Return to SenderTitle: Return to Sender
Author: Julia Alvarez
ISBN: 9780375858383
Pages: 325 pages
Publisher/Date: Alfred A. Knopf, c2009.

“Son, I know you’re wondering why we asked you not to go telling folks that we got some Mexicans working for us.”
Tyler sits down, feeling relieved. Finally, the big mystery will be explained to him.
But his mother is shooting glances at his father. “We haven’t yet decided how we’re going to approach this,” she reminds him.
“I think the boy should know. What if there’s a raid or something?”
A raid!
“Are we doing something wrong?” Tyler is shocked. (55-56)

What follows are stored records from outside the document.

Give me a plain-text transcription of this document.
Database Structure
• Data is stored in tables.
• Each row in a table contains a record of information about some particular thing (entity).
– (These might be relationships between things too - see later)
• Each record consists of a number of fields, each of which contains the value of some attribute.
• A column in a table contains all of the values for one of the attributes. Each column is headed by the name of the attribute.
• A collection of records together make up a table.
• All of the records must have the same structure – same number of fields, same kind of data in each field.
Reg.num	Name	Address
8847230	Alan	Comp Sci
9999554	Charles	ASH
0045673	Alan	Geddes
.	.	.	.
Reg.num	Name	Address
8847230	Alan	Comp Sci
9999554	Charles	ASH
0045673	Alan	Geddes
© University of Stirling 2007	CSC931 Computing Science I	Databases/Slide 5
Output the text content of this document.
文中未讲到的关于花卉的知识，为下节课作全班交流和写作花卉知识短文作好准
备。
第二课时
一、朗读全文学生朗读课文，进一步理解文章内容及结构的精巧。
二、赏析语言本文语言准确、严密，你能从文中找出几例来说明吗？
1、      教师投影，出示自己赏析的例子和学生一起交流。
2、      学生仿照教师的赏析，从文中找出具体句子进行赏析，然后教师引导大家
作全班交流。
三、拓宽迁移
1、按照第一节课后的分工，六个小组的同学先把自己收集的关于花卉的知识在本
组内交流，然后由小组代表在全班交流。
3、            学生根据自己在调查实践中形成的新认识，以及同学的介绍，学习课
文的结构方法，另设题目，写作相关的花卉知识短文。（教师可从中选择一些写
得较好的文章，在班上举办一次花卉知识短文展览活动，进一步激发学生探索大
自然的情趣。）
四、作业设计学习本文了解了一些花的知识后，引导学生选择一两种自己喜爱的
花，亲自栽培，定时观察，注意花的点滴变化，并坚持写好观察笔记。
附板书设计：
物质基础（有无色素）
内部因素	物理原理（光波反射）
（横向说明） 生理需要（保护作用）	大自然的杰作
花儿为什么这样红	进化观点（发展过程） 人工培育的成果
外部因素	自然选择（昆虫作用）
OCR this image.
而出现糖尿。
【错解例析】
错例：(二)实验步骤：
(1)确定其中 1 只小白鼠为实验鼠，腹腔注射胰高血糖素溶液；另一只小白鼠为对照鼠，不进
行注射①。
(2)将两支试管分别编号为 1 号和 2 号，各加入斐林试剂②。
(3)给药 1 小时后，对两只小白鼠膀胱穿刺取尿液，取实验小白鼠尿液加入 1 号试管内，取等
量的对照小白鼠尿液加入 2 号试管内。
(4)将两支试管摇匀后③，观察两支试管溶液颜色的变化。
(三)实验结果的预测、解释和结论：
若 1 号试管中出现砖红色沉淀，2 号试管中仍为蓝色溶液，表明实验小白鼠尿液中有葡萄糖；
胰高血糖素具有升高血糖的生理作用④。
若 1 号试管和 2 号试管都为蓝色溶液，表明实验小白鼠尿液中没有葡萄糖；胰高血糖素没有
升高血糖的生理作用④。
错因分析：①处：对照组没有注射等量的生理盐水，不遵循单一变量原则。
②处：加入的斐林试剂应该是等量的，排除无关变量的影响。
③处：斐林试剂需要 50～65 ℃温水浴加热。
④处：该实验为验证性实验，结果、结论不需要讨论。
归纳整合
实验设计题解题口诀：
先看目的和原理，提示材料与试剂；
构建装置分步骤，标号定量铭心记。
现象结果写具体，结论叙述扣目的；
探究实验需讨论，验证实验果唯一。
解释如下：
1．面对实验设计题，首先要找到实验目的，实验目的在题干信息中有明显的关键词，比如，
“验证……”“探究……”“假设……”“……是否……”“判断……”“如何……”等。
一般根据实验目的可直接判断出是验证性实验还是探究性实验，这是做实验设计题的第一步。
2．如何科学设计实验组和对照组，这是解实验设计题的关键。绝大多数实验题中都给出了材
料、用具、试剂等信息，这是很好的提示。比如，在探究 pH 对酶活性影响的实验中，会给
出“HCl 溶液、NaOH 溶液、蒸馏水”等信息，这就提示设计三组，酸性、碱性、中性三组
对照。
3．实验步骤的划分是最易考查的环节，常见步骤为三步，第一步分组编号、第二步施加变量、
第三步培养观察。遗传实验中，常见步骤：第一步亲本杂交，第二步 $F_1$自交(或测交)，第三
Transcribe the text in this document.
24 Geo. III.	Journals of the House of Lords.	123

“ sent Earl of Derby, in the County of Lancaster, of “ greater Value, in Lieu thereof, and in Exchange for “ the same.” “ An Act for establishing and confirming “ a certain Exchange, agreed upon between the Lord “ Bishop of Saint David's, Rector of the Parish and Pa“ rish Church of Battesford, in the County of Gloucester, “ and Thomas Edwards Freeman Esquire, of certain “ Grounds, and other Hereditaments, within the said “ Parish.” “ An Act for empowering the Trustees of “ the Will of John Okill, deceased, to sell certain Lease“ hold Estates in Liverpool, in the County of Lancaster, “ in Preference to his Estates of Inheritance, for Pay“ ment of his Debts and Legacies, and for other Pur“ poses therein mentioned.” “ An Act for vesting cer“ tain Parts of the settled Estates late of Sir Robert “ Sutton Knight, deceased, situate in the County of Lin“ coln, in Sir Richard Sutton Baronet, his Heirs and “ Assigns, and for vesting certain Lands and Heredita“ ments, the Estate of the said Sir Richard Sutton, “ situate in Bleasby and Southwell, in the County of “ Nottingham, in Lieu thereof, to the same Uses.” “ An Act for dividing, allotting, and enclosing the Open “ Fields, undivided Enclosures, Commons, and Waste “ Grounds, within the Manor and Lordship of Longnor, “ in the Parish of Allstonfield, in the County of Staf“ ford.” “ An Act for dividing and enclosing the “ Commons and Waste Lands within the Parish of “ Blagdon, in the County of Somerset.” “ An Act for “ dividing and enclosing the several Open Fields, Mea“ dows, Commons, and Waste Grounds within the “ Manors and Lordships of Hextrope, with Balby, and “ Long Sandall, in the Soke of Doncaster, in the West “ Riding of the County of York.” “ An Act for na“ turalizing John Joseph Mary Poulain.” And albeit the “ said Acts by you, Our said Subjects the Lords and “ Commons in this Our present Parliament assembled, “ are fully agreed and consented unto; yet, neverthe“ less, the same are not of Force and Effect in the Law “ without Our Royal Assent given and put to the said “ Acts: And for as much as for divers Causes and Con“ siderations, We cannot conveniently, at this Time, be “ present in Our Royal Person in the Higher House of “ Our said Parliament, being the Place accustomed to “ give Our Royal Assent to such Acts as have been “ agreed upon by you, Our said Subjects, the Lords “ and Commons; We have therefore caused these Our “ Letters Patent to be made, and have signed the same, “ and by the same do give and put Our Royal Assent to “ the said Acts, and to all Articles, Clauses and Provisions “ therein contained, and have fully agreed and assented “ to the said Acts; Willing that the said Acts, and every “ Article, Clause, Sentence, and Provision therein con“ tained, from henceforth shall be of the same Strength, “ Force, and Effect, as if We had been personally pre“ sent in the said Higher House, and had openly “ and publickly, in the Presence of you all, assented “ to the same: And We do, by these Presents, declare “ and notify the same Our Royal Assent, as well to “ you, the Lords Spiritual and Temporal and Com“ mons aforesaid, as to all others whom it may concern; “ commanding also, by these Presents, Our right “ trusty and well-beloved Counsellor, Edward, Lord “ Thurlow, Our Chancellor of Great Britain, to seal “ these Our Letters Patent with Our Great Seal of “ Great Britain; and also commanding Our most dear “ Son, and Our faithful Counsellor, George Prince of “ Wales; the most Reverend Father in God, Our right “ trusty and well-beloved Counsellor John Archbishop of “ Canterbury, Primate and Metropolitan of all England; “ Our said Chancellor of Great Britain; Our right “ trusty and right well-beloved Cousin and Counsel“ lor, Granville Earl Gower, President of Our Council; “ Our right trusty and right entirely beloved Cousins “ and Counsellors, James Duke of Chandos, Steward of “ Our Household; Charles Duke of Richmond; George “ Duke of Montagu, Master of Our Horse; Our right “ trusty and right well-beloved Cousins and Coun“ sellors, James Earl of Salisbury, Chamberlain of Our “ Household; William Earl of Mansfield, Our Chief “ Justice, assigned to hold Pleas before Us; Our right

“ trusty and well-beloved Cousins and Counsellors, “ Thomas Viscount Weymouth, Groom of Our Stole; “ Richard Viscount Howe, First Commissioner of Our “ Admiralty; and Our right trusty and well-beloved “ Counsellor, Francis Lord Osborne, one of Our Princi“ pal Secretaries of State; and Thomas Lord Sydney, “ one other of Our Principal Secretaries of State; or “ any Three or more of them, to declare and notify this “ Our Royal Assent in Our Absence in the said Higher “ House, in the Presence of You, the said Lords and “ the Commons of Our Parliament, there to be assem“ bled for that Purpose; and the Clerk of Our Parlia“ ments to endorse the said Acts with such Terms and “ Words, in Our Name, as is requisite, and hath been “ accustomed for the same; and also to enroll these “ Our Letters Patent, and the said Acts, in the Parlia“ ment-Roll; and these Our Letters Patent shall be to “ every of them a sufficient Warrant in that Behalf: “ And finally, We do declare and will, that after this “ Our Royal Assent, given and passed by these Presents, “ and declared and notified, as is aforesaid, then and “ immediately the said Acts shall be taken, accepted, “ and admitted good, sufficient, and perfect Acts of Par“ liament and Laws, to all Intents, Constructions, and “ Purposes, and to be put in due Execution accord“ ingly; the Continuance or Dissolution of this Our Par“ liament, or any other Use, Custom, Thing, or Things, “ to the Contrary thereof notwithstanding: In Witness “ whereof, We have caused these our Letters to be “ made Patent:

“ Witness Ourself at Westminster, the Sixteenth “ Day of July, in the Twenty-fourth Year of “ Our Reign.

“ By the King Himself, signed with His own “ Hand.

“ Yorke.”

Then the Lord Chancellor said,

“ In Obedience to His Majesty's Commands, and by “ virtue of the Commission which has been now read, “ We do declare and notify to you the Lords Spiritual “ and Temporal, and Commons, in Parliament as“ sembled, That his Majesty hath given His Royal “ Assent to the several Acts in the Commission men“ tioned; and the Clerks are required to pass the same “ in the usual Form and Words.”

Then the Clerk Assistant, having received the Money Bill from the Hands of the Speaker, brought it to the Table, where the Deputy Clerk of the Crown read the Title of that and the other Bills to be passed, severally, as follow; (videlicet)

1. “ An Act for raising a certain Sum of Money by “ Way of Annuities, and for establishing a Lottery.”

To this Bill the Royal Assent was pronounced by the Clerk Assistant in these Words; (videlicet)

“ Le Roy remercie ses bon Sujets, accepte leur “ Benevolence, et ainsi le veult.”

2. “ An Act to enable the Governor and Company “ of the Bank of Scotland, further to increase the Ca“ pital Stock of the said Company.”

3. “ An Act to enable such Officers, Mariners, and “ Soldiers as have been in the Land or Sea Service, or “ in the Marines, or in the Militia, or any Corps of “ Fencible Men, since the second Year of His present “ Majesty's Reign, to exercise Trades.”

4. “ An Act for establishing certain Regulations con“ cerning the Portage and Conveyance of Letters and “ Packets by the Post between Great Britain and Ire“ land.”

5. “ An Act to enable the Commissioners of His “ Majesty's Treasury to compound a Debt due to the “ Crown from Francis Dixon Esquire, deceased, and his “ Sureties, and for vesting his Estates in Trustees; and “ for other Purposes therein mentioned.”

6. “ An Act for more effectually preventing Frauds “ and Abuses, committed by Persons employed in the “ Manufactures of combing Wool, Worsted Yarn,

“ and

Tyler has had a horrible summer, with his beloved Grandfather dying and his father suffering a horrible tractor accident. After coming back from visiting relatives in Boston, Tyler finds out that his father has hired a family of illegal immigrants to help out on their Vermont dairy farm. Tyler is conflicted on what his parents are doing, especially when he ends up with one of the three girls in his class at school. Between a missing mother, an arrested uncle, and a raid on the farm, the girls’ lives are anything but easy.

The author comments that she wrote this story due to the increasing publicity and political struggles facing Mexican immigrant families. This is a good introduction to the many facets and sides of the debate, concerning both the farmers and the immigrants. However, I didn’t really appreciate the format. The writing feels stilted though, with Mari’s point of view being presented in diary and letters and Tyler’s point of view being presented through third person narration. The feelings are there though, and would definitely spark a lot of use and discussion in migrant and minority communities. The disconnect between generations is also discussed, with the younger girls disagreeing with their parents and not wanting to return to Mexico or speak Spanish, while the eldest Mari is torn between the two cultures.